Therefore, the centripetal force (F) can be calculated as follows:
F = QR . (2.m / (PR . SY / h)²)
= QR . (2.m / (PR² . SY² / h²))
= QR . (2.m.h² / (PR² . SY²))
= QR.2.m.h² / PR².SY²

Newton preferred the calculation in geometric form by setting 2.m.h² as a constant (k):
F = k.QR / (PR.SY)²

See Elliptical Curves for a simple method to determine the angle of a tangent (PY).

### Distance Between Bodies (R)

The separation (distance) between an orbiting body and its force centre, can be found by using general elliptical equation: R = a.(1-e²) / (1+e.Cos(θ))
where 'R' & 'θ' are as shown in (Fig 5) and 'e' is eccentricity

The force centre is not at the centre of an ellipse but at its focus (Fig 11; S)

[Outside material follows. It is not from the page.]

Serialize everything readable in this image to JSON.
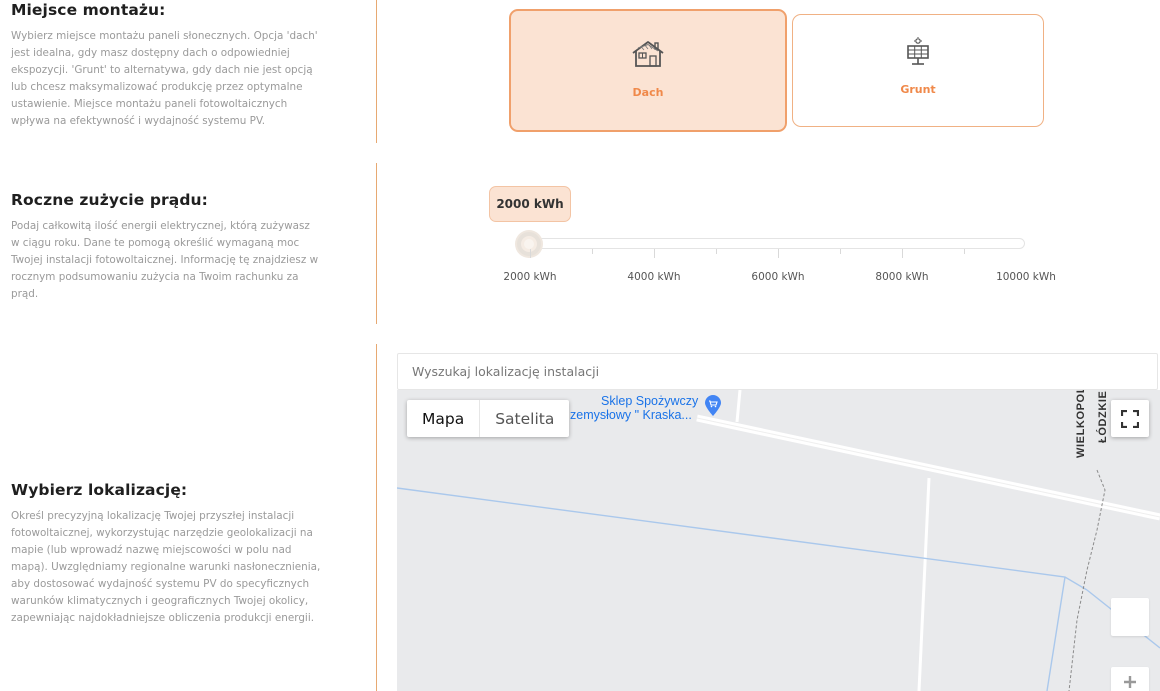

### The Inverse Square Law

Proposition XI: “If a body revolves in an ellipse; it is required to find the law of the centripetal force tending to the focus of the ellipse

Using similar geometric arguments as above (Figs 7 to 11) Newton worked out that the force between an orbiting body and its force centre is proportional to the inverse of their separation (the distance between them): F ∝ 1/R²
i.e. F = K / R²
where:
the constant of proportionality: K = G.m₁.m₂
i.e. F = G.m₁.m₂ / R²
where G is a constant and m₁ and m₂ are the masses of the force centre and the orbiting body

This same relationship (F ∝ 1/R²) also applies to parabolas and hyperbolas as well as the ellipse

The above constant of proportionality (K) can also been written as; K = m.h²/p
Where 'h' and 'p' are defined in Corollary 1 above and m is the mass of the orbiting body
i.e. F = (m.h²/p).(1/R²)
In the first formula, you can resolve the problem knowing the mass of the bodies
In the second formula, you can resolve it knowing the velocity and mass of the orbiting body and the parameter of its curve (p)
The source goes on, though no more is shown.